GOLIATH is struggling to get back to his feet and David fancies his chances.

The task ahead of Albion Rovers may not be as daunting as it could have been but it will still take a once-in-a-lifetime effort to topple a Rangers side making strides on the road to recovery.

James Ward, the Coatbridge club's manager, may have banned his players from taking 'selfies' when they arrive at Ibrox ahead of their William Hill Scottish Cup quarter-final - the club's first for 80 years - tomorrow but that will not stop him urging his squad to make the most of the chance that presents itself.

Motherwell and Stenhousemuir have already been toppled by Rovers on their way to the last eight but knocking out Rangers would eclipse every result in the club's history.

The short-term financial benefits of a meeting with Ally McCoist's side are significant for Rovers but a moment that has been several decades in the making could live even longer in the memory if this cup fairytale has another chapter.

"There's no way I can play this down and there's no way I would want to play it down," Ward said. "It's taken us 80 years to get here, so why would I play down such a big achievement for these players as individuals and as a squad. If I'm being realistic, the majority of these players will never get this kind of opportunity again. I'll probably not get this opportunity again so why would we understate how much this means to us all?"

In every measurable way, Rovers should stand no chance of victory at Ibrox tomorrow. Their budget, facilities and squad are dwarfed by Rangers but, as they have proven, anything can happen. A couple of hours on the training field is all the extra work Ward, an operations manager for Young Enterprise Scotland, has been able to squeeze in this week. "If I want to sit and watch five hours of football at night I'll end up being in a single end somewhere," Ward said. "It's hard enough trying to fit in four nights because we're doing extra ahead of the game.
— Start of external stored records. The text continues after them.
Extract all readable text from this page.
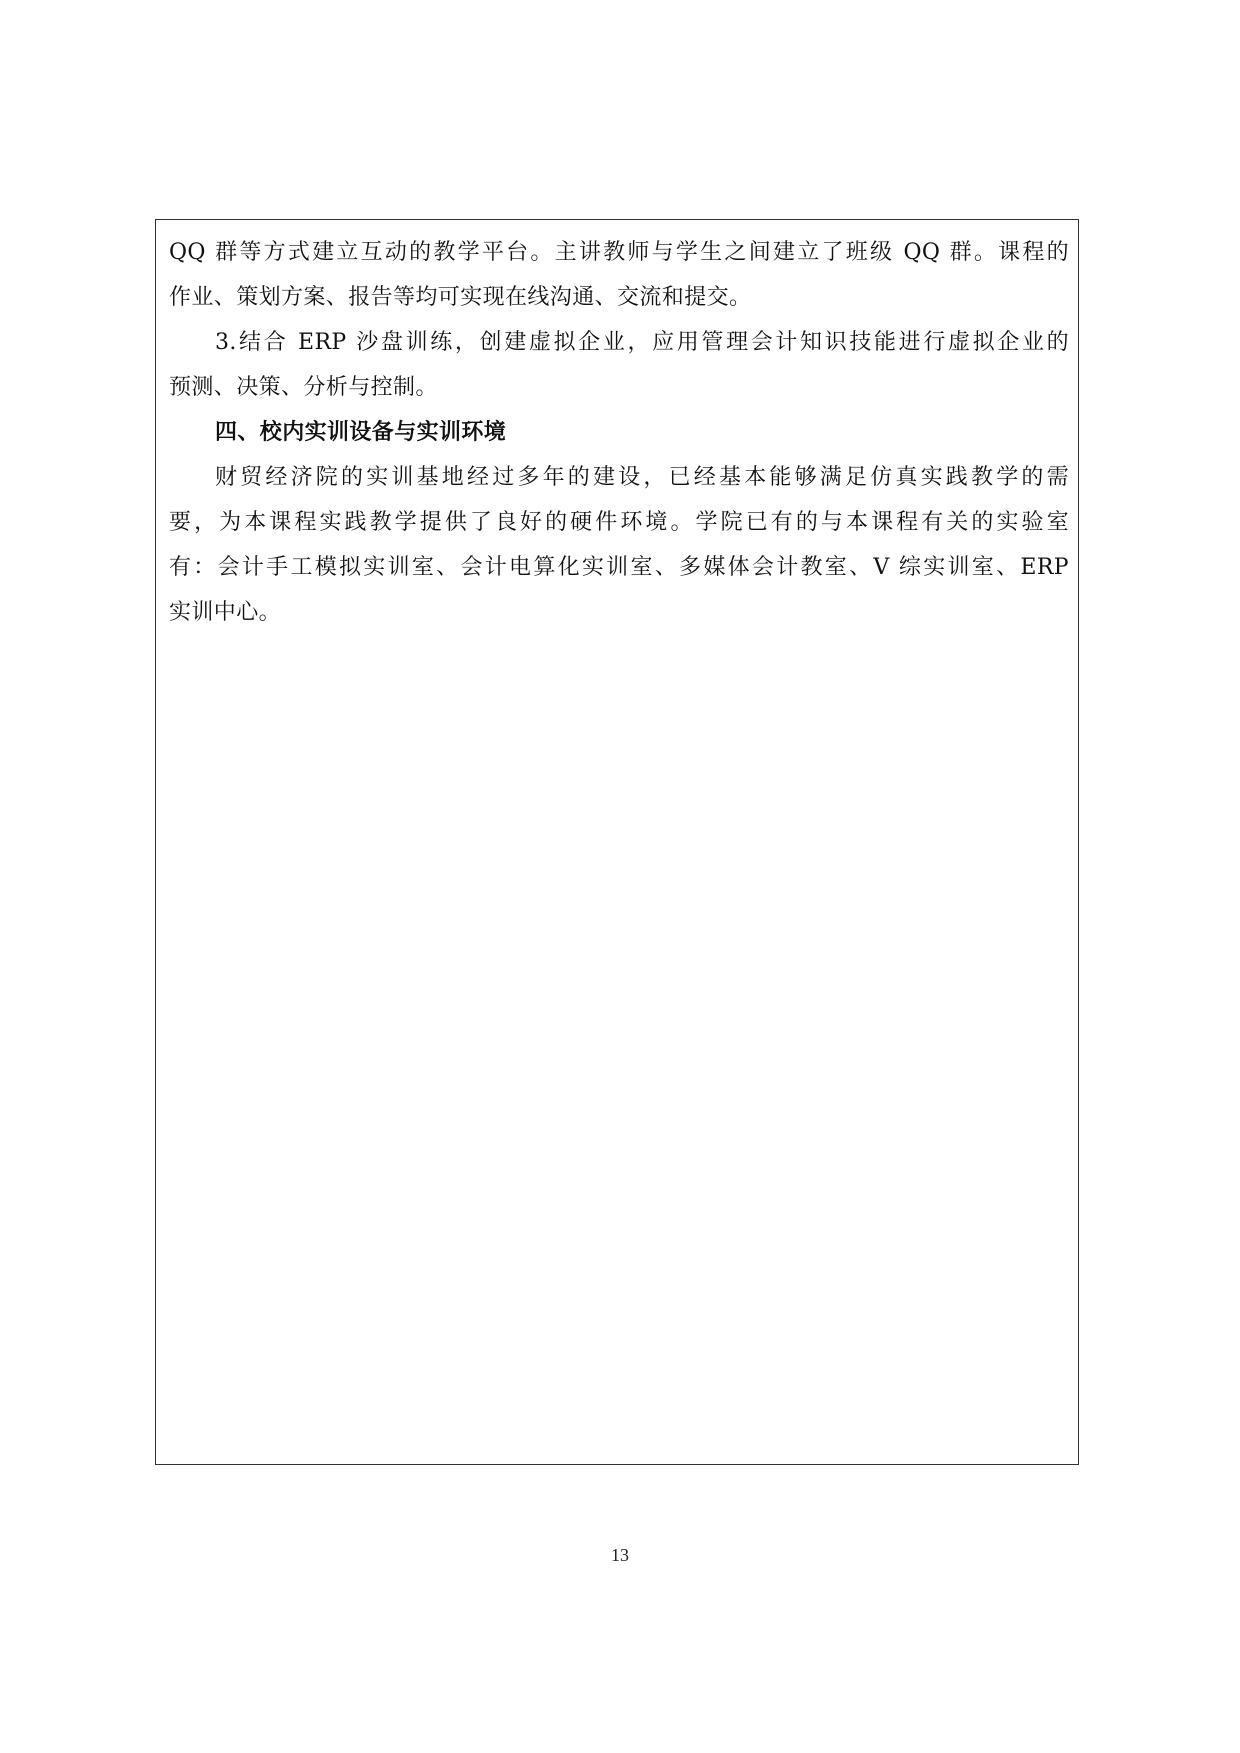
QQ 群等方式建立互动的教学平台。主讲教师与学生之间建立了班级 QQ 群。课程的
作业、策划方案、报告等均可实现在线沟通、交流和提交。
3.结合 ERP 沙盘训练，创建虚拟企业，应用管理会计知识技能进行虚拟企业的
预测、决策、分析与控制。
四、校内实训设备与实训环境
财贸经济院的实训基地经过多年的建设，已经基本能够满足仿真实践教学的需
要，为本课程实践教学提供了良好的硬件环境。学院已有的与本课程有关的实验室
有：会计手工模拟实训室、会计电算化实训室、多媒体会计教室、V 综实训室、ERP
实训中心。
13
If I say I'm going to watch five hours of football . . . Roberto Martinez might get away with it but I don't think I will. I've five or six DVDs but that doesn't prepare the players for walking out in front of 30-40,000 people."

The shock of seeing so many faces staring back at them when they emerge from the tunnel before kick-off tomorrow will be a test of Rovers' mettle. It is an experience goalkeeper Neil Parry had twice last season, both trips to Ibrox ending in defeat for his Queen's Park side.

"These are the days that make it all worthwhile," he grinned.